Para completar el plato, podés servirlas con una buena cantidad de vegetales y elegir un acompañamiento según tus necesidades y preferencias.
¿No conseguís pollo picado?
No hace falta comprarlo necesariamente de esa manera. Podés cortar la pechuga en pequeños cubos y procesarla con pulsaciones cortas hasta obtener una textura picada.
Es importante no procesarla en exceso: buscamos pequeños trozos de pollo, no una pasta completamente homogénea.
Variaciones para hacerlas diferentes
. Con zanahoria: agregá media zanahoria finamente rallada.
. Con cebolla: incorporá cebolla previamente salteada y fría.
. Más intensas: reemplazá la mozzarella por un pequeño trozo de queso azul.
. Sin relleno: mezclá queso parmesano directamente con la preparación.
. Con otra carne: aplicá la misma idea utilizando carne vacuna magra.
Tips para que las hamburguesas queden jugosas
. No hagas hamburguesas excesivamente finas.
. Cocinalas a fuego medio para que lleguen a cocinarse por dentro sin quemarse en la superficie.

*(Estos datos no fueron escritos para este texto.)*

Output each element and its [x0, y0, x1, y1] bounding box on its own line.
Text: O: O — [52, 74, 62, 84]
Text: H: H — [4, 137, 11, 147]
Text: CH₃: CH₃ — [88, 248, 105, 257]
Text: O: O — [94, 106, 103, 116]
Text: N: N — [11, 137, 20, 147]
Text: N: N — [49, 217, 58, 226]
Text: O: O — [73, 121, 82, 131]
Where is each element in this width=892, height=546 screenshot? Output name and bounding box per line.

. Evitá presionarlas con la espátula durante la cocción.
. Picá muy bien la espinaca para distribuirla uniformemente.
. Si la preparación queda demasiado húmeda, agregá una cucharada extra de avena.

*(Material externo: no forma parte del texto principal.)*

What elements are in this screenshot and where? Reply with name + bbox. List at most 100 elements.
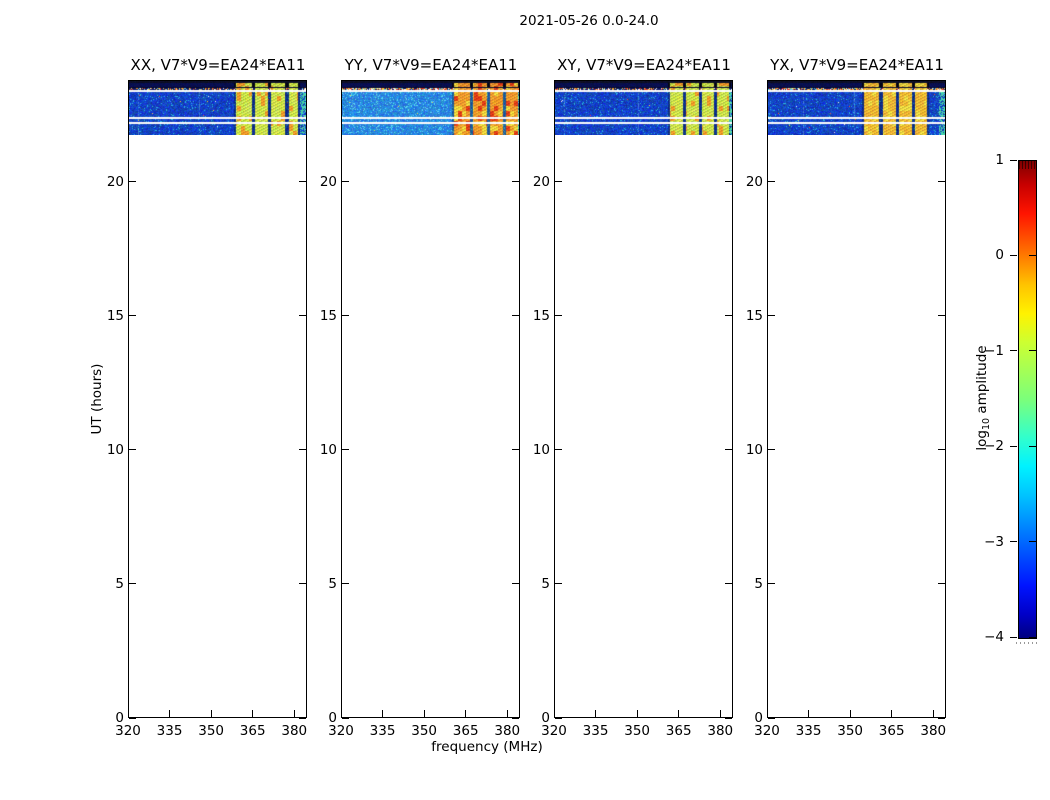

. El tip salvador: armá el doble de hamburguesas y congelá la mitad cruda, separadas con papel manteca. Así vas a tener una comida casera lista para cocinar en otro momento.
Con qué acompañarlas
. Papas y batatas al horno.
. Puré de calabaza.
. Ensalada de rúcula, tomate y palta.
. Brócoli o coliflor asados.
. Arroz integral.
. Vegetales salteados.
También pueden convertirse en una hamburguesa completa
Si tenés ganas de una comida más informal, podés servirlas dentro de un buen pan con tomate, hojas verdes y cebolla morada.
Otra opción es reemplazar el pan por hojas grandes de lechuga y sumar palta, tomate y una salsa rápida preparada con yogur natural, limón y mostaza.
Una receta para guardar
Estas hamburguesas de pollo y espinaca demuestran que una comida cotidiana puede transformarse con un pequeño detalle. El exterior dorado, el pollo jugoso y el queso fundido del centro consiguen una combinación mucho más tentadora que la clásica pechuga grillada.
Y como pueden prepararse en cantidad y congelarse, tienen otro punto a favor: resuelven la comida de hoy y también la de alguno de esos días en los que no hay tiempo ni ganas de cocinar.